Nas Entrelinhas: Uso de medicamentos clandestinos para emagrecimento vira questão de saúde pública

Públicado em Por RD Uirapuru / Suélen Kommers

O contrabando de canetas emagrecedoras entrou no centro do debate nacional diante do crescimento das apreensões e dos riscos à saúde pública. No podcast Nas Entrelinhas, da Rádio Uirapuru, o comentarista Mauro Vinícius de Moraes alertou para a entrada irregular desses medicamentos no Brasil, principalmente pela fronteira com o Paraguai, sem controle sanitário e sem exigência de receita médica.

Segundo ele, os produtos são comercializados de forma clandestina, inclusive pela internet e em grupos de mensagens, e transportados de maneira inadequada, escondidos em veículos, ônibus e até em pneus.
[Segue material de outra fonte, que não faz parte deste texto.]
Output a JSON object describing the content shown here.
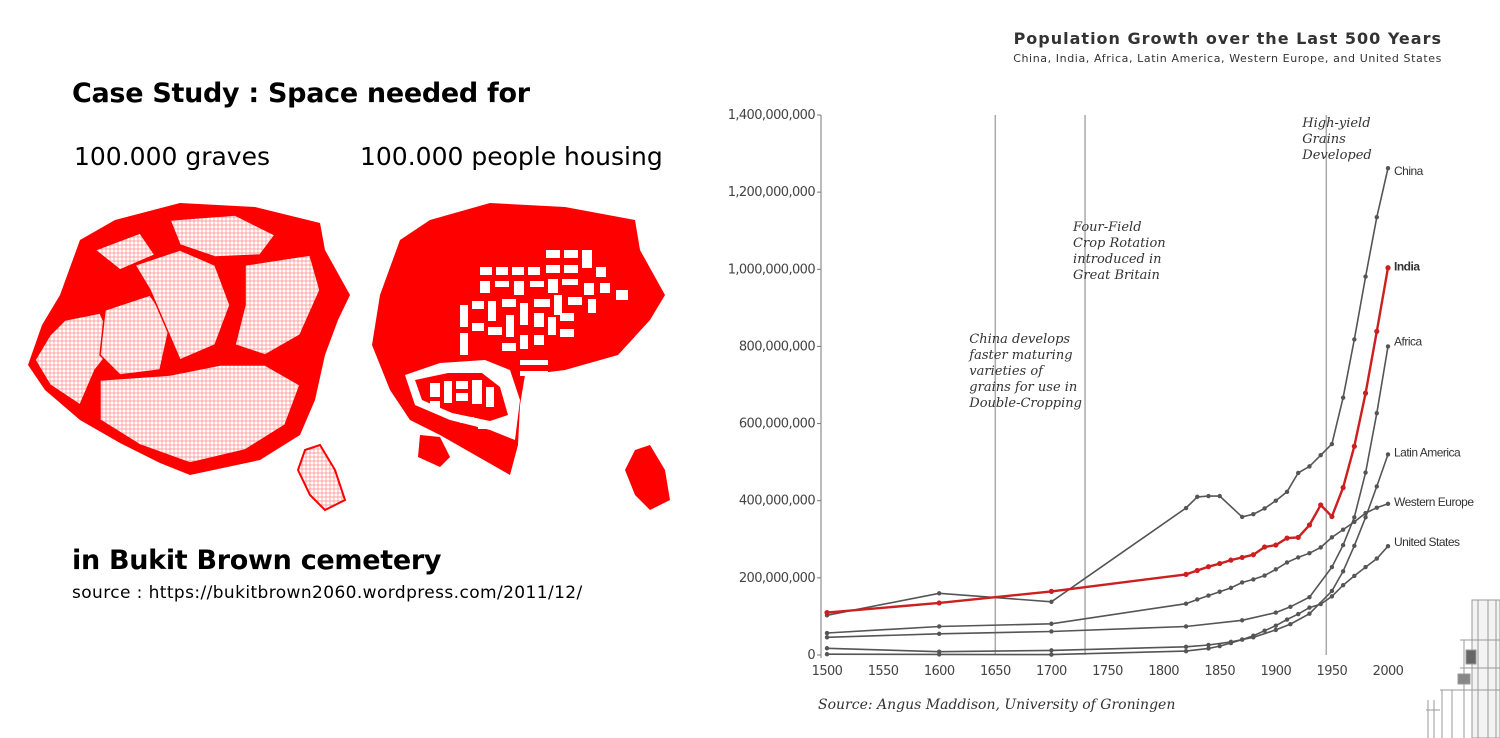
{
  "left": {
    "title": "Case Study : Space needed for",
    "label_graves": "100.000 graves",
    "label_housing": "100.000 people housing",
    "subtitle": "in Bukit Brown cemetery",
    "source": "source : https://bukitbrown2060.wordpress.com/2011/12/"
  },
  "colors": {
    "map_red": "#ff0000",
    "india": "#cc1f1f",
    "series": "#555555"
  },
  "chart_data": {
    "type": "line",
    "title": "Population Growth over the Last 500 Years",
    "subtitle": "China, India, Africa, Latin America, Western Europe, and United States",
    "source": "Source: Angus Maddison, University of Groningen",
    "xlabel": "",
    "ylabel": "",
    "xlim": [
      1500,
      2000
    ],
    "ylim": [
      0,
      1400000000
    ],
    "x_ticks": [
      "1500",
      "1550",
      "1600",
      "1650",
      "1700",
      "1750",
      "1800",
      "1850",
      "1900",
      "1950",
      "2000"
    ],
    "y_ticks": [
      "0",
      "200,000,000",
      "400,000,000",
      "600,000,000",
      "800,000,000",
      "1,000,000,000",
      "1,200,000,000",
      "1,400,000,000"
    ],
    "grid": false,
    "series": [
      {
        "name": "China",
        "color": "#555555",
        "points": [
          [
            1500,
            103000000
          ],
          [
            1600,
            160000000
          ],
          [
            1700,
            138000000
          ],
          [
            1820,
            381000000
          ],
          [
            1830,
            410000000
          ],
          [
            1840,
            412000000
          ],
          [
            1850,
            412000000
          ],
          [
            1870,
            358000000
          ],
          [
            1880,
            365000000
          ],
          [
            1890,
            380000000
          ],
          [
            1900,
            400000000
          ],
          [
            1910,
            423000000
          ],
          [
            1920,
            472000000
          ],
          [
            1930,
            489000000
          ],
          [
            1940,
            518000000
          ],
          [
            1950,
            547000000
          ],
          [
            1960,
            667000000
          ],
          [
            1970,
            818000000
          ],
          [
            1980,
            981000000
          ],
          [
            1990,
            1135000000
          ],
          [
            2000,
            1262000000
          ]
        ]
      },
      {
        "name": "India",
        "color": "#cc1f1f",
        "points": [
          [
            1500,
            110000000
          ],
          [
            1600,
            135000000
          ],
          [
            1700,
            165000000
          ],
          [
            1820,
            209000000
          ],
          [
            1830,
            219000000
          ],
          [
            1840,
            229000000
          ],
          [
            1850,
            237000000
          ],
          [
            1860,
            246000000
          ],
          [
            1870,
            253000000
          ],
          [
            1880,
            260000000
          ],
          [
            1890,
            280000000
          ],
          [
            1900,
            285000000
          ],
          [
            1910,
            303000000
          ],
          [
            1920,
            305000000
          ],
          [
            1930,
            337000000
          ],
          [
            1940,
            389000000
          ],
          [
            1950,
            359000000
          ],
          [
            1960,
            434000000
          ],
          [
            1970,
            541000000
          ],
          [
            1980,
            679000000
          ],
          [
            1990,
            839000000
          ],
          [
            2000,
            1004000000
          ]
        ]
      },
      {
        "name": "Africa",
        "color": "#555555",
        "points": [
          [
            1500,
            46000000
          ],
          [
            1600,
            55000000
          ],
          [
            1700,
            61000000
          ],
          [
            1820,
            74000000
          ],
          [
            1870,
            90000000
          ],
          [
            1900,
            110000000
          ],
          [
            1913,
            125000000
          ],
          [
            1930,
            150000000
          ],
          [
            1950,
            228000000
          ],
          [
            1960,
            285000000
          ],
          [
            1970,
            357000000
          ],
          [
            1980,
            473000000
          ],
          [
            1990,
            627000000
          ],
          [
            2000,
            800000000
          ]
        ]
      },
      {
        "name": "Latin America",
        "color": "#555555",
        "points": [
          [
            1500,
            17500000
          ],
          [
            1600,
            8600000
          ],
          [
            1700,
            12000000
          ],
          [
            1820,
            21200000
          ],
          [
            1840,
            26000000
          ],
          [
            1860,
            34000000
          ],
          [
            1870,
            40000000
          ],
          [
            1880,
            46000000
          ],
          [
            1900,
            65000000
          ],
          [
            1913,
            80000000
          ],
          [
            1930,
            107000000
          ],
          [
            1950,
            166000000
          ],
          [
            1960,
            217000000
          ],
          [
            1970,
            283000000
          ],
          [
            1980,
            357000000
          ],
          [
            1990,
            437000000
          ],
          [
            2000,
            520000000
          ]
        ]
      },
      {
        "name": "Western Europe",
        "color": "#555555",
        "points": [
          [
            1500,
            57000000
          ],
          [
            1600,
            74000000
          ],
          [
            1700,
            81000000
          ],
          [
            1820,
            133000000
          ],
          [
            1830,
            144000000
          ],
          [
            1840,
            154000000
          ],
          [
            1850,
            164000000
          ],
          [
            1860,
            174000000
          ],
          [
            1870,
            188000000
          ],
          [
            1880,
            196000000
          ],
          [
            1890,
            206000000
          ],
          [
            1900,
            222000000
          ],
          [
            1910,
            240000000
          ],
          [
            1920,
            253000000
          ],
          [
            1930,
            264000000
          ],
          [
            1940,
            279000000
          ],
          [
            1950,
            305000000
          ],
          [
            1960,
            325000000
          ],
          [
            1970,
            345000000
          ],
          [
            1980,
            368000000
          ],
          [
            1990,
            382000000
          ],
          [
            2000,
            392000000
          ]
        ]
      },
      {
        "name": "United States",
        "color": "#555555",
        "points": [
          [
            1500,
            2000000
          ],
          [
            1600,
            1500000
          ],
          [
            1700,
            1000000
          ],
          [
            1820,
            10000000
          ],
          [
            1840,
            17000000
          ],
          [
            1850,
            23000000
          ],
          [
            1860,
            31000000
          ],
          [
            1870,
            40000000
          ],
          [
            1880,
            50000000
          ],
          [
            1890,
            63000000
          ],
          [
            1900,
            76000000
          ],
          [
            1910,
            92000000
          ],
          [
            1920,
            106000000
          ],
          [
            1930,
            123000000
          ],
          [
            1940,
            132000000
          ],
          [
            1950,
            152000000
          ],
          [
            1960,
            181000000
          ],
          [
            1970,
            205000000
          ],
          [
            1980,
            228000000
          ],
          [
            1990,
            250000000
          ],
          [
            2000,
            282000000
          ]
        ]
      }
    ],
    "markers": [
      1650,
      1730,
      1945
    ],
    "annotations": [
      {
        "x": 1650,
        "lines": [
          "China develops",
          "faster maturing",
          "varieties of",
          "grains for use in",
          "Double-Cropping"
        ]
      },
      {
        "x": 1730,
        "lines": [
          "Four-Field",
          "Crop Rotation",
          "introduced in",
          "Great Britain"
        ]
      },
      {
        "x": 1945,
        "lines": [
          "High-yield",
          "Grains",
          "Developed"
        ]
      }
    ]
  }
}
Mauro explicou que essas canetas exigem refrigeração contínua e que, ao serem transportadas sem esse cuidado, podem perder o princípio ativo ou sofrer alterações desconhecidas. Dados da Receita Federal mostram que, em 2024, foram apreendidas 2.500 unidades, número que saltou para 30 mil em 2025, indicando aumento do consumo e da circulação ilegal no país.

O comentarista também destacou consequências legais e casos de saúde associados ao uso desses produtos. Ele citou um episódio ocorrido em novembro de 2024, envolvendo uma mulher de 42 anos que precisou ser internada após utilizar uma caneta trazida ilegalmente do Paraguai. Além dos riscos médicos, Mauro lembrou que quem transporta ou vende esses medicamentos pode responder pelo artigo 273 do Código Penal, com penas de 10 a 15 anos de reclusão, além de multa. Desde 23 de junho de 2024, a Anvisa passou a exigir retenção de receita médica para a venda dessas canetas no Brasil, reforçando o alerta para que a população não recorra ao mercado ilegal.